= Aleem al-Razee =

Bangladeshi lawyer and politician

Abdul Aleem al-Razee was a Bangladeshi lawyer and politician.

== Early life ==
al-Razee was born in 1925 in Karatia in Nagarpur Upazila, Tangail District, East Bengal, British India. He completed a M.A. and LL.B from University of Calcutta. He earned PhD from the University of London.

== Career ==
From 1949 to 1953, al-Razee was the chairman of the Muslim Welfare Association, London. He worked as the editor of The Oriental Times based in London. In 1953, he returned from London and joined the Dhaka High Court as an advocate. In 1965, he was elected to the National Assembly of Pakistan from Mymensingh-1 as an independent candidate.
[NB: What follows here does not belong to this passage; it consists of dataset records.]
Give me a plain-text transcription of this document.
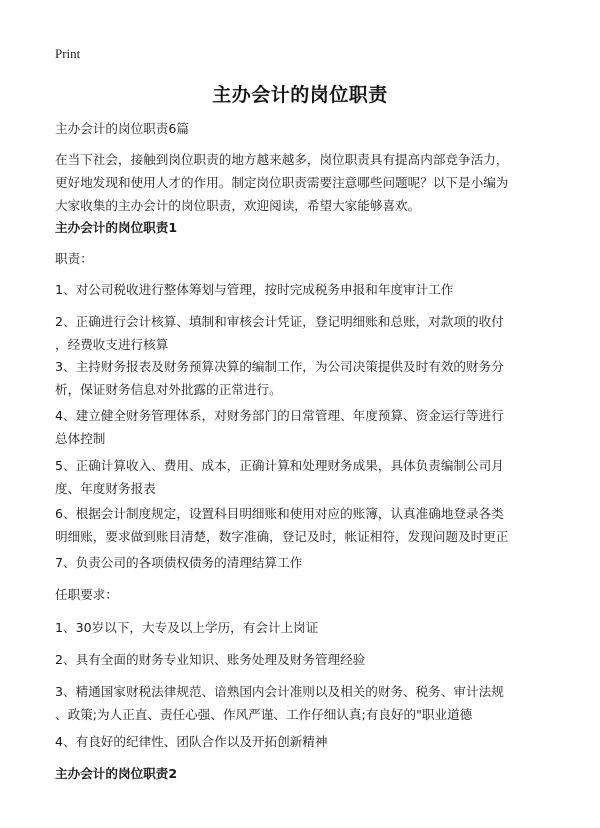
Print
主办会计的岗位职责
主办会计的岗位职责6篇
在当下社会，接触到岗位职责的地方越来越多，岗位职责具有提高内部竞争活力，
更好地发现和使用人才的作用。制定岗位职责需要注意哪些问题呢？以下是小编为
大家收集的主办会计的岗位职责，欢迎阅读，希望大家能够喜欢。
主办会计的岗位职责1
职责：
1、对公司税收进行整体筹划与管理，按时完成税务申报和年度审计工作
2、正确进行会计核算、填制和审核会计凭证，登记明细账和总账，对款项的收付
，经费收支进行核算
3、主持财务报表及财务预算决算的编制工作，为公司决策提供及时有效的财务分
析，保证财务信息对外批露的正常进行。
4、建立健全财务管理体系，对财务部门的日常管理、年度预算、资金运行等进行
总体控制
5、正确计算收入、费用、成本，正确计算和处理财务成果，具体负责编制公司月
度、年度财务报表
6、根据会计制度规定，设置科目明细账和使用对应的账簿，认真准确地登录各类
明细账，要求做到账目清楚，数字准确，登记及时，帐证相符，发现问题及时更正
7、负责公司的各项债权债务的清理结算工作
任职要求：
1、30岁以下，大专及以上学历，有会计上岗证
2、具有全面的财务专业知识、账务处理及财务管理经验
3、精通国家财税法律规范、谙熟国内会计准则以及相关的财务、税务、审计法规
、政策;为人正直、责任心强、作风严谨、工作仔细认真;有良好的"职业道德
4、有良好的纪律性、团队合作以及开拓创新精神
主办会计的岗位职责2
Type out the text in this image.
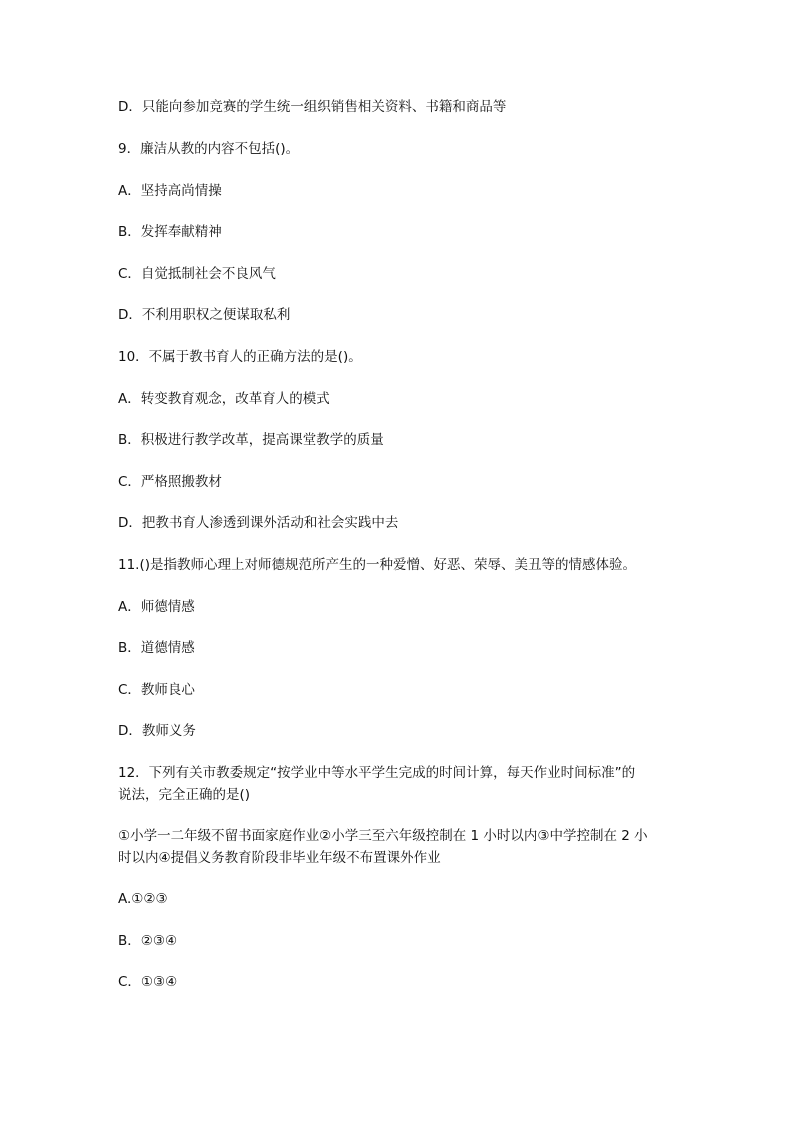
D．只能向参加竞赛的学生统一组织销售相关资料、书籍和商品等
9．廉洁从教的内容不包括()。
A．坚持高尚情操
B．发挥奉献精神
C．自觉抵制社会不良风气
D．不利用职权之便谋取私利
10．不属于教书育人的正确方法的是()。
A．转变教育观念，改革育人的模式
B．积极进行教学改革，提高课堂教学的质量
C．严格照搬教材
D．把教书育人渗透到课外活动和社会实践中去
11.()是指教师心理上对师德规范所产生的一种爱憎、好恶、荣辱、美丑等的情感体验。
A．师德情感
B．道德情感
C．教师良心
D．教师义务
12．下列有关市教委规定“按学业中等水平学生完成的时间计算，每天作业时间标准”的
说法，完全正确的是()
①小学一二年级不留书面家庭作业②小学三至六年级控制在 1 小时以内③中学控制在 2 小
时以内④提倡义务教育阶段非毕业年级不布置课外作业
A.①②③
B．②③④
C．①③④
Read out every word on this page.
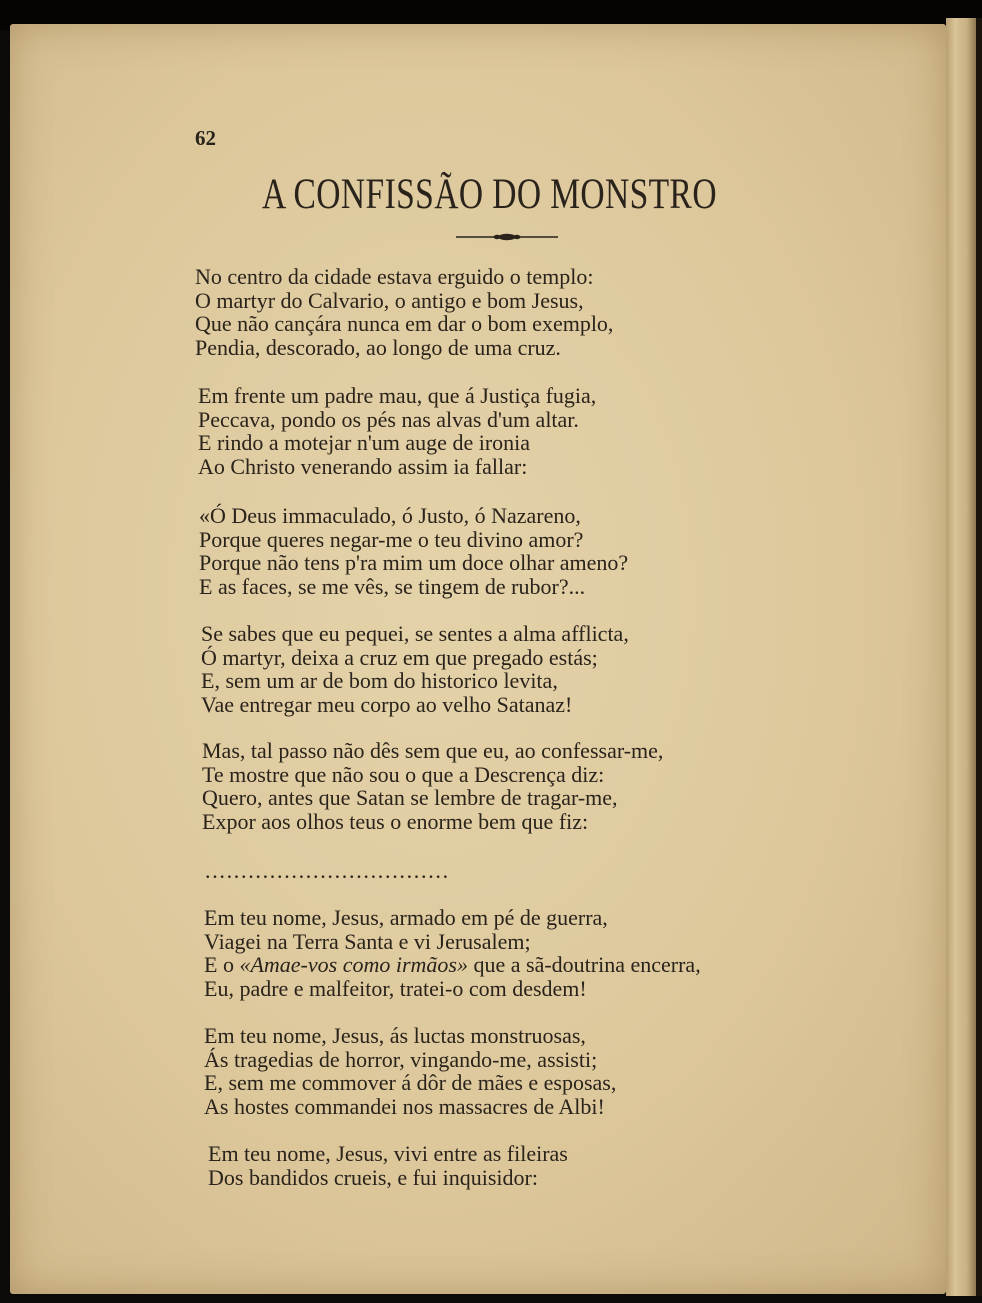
62
A CONFISSÃO DO MONSTRO
No centro da cidade estava erguido o templo:
O martyr do Calvario, o antigo e bom Jesus,
Que não cançára nunca em dar o bom exemplo,
Pendia, descorado, ao longo de uma cruz.
Em frente um padre mau, que á Justiça fugia,
Peccava, pondo os pés nas alvas d'um altar.
E rindo a motejar n'um auge de ironia
Ao Christo venerando assim ia fallar:
«Ó Deus immaculado, ó Justo, ó Nazareno,
Porque queres negar-me o teu divino amor?
Porque não tens p'ra mim um doce olhar ameno?
E as faces, se me vês, se tingem de rubor?...
Se sabes que eu pequei, se sentes a alma afflicta,
Ó martyr, deixa a cruz em que pregado estás;
E, sem um ar de bom do historico levita,
Vae entregar meu corpo ao velho Satanaz!
Mas, tal passo não dês sem que eu, ao confessar-me,
Te mostre que não sou o que a Descrença diz:
Quero, antes que Satan se lembre de tragar-me,
Expor aos olhos teus o enorme bem que fiz:
..................................
Em teu nome, Jesus, armado em pé de guerra,
Viagei na Terra Santa e vi Jerusalem;
E o «Amae-vos como irmãos» que a sã-doutrina encerra,
Eu, padre e malfeitor, tratei-o com desdem!
Em teu nome, Jesus, ás luctas monstruosas,
Ás tragedias de horror, vingando-me, assisti;
E, sem me commover á dôr de mães e esposas,
As hostes commandei nos massacres de Albi!
Em teu nome, Jesus, vivi entre as fileiras
Dos bandidos crueis, e fui inquisidor:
In 1957, al-Razee founded City Law College, Dhaka and in 1968 he founded Nagarpur Degree College. He founded Lauhati Alim al-Razi Girls' High School in his village. From 1957 to 1972 he served as the President of City Law College, Dhaka. After the Independence of Bangladesh, he joined the National Awami Party (Bhashani) but left the party in 1974. From 1974 to 1975 he served as the president of the Bangladesh Supreme Court Bar Association.

After that he taught law at the University of Dhaka. In 1976, he founded Bangladesh People's League. He edited the weekly Durbin, published from Tangail. He published a book called Musalmaner Jene Rakha Bhalo. He wrote a fictional book called On Trekking through to Arakan.

== Death ==
al-Razee died on 16 March 1985 in Dhaka, Bangladesh. His book, The Constitutional Glimpses of Martial Law in India, Pakistan and Bangladesh, was published posthumously by University Press Limited. Dr. Aleem-Al-Razee Memorial Council organizes events on the anniversary of his death.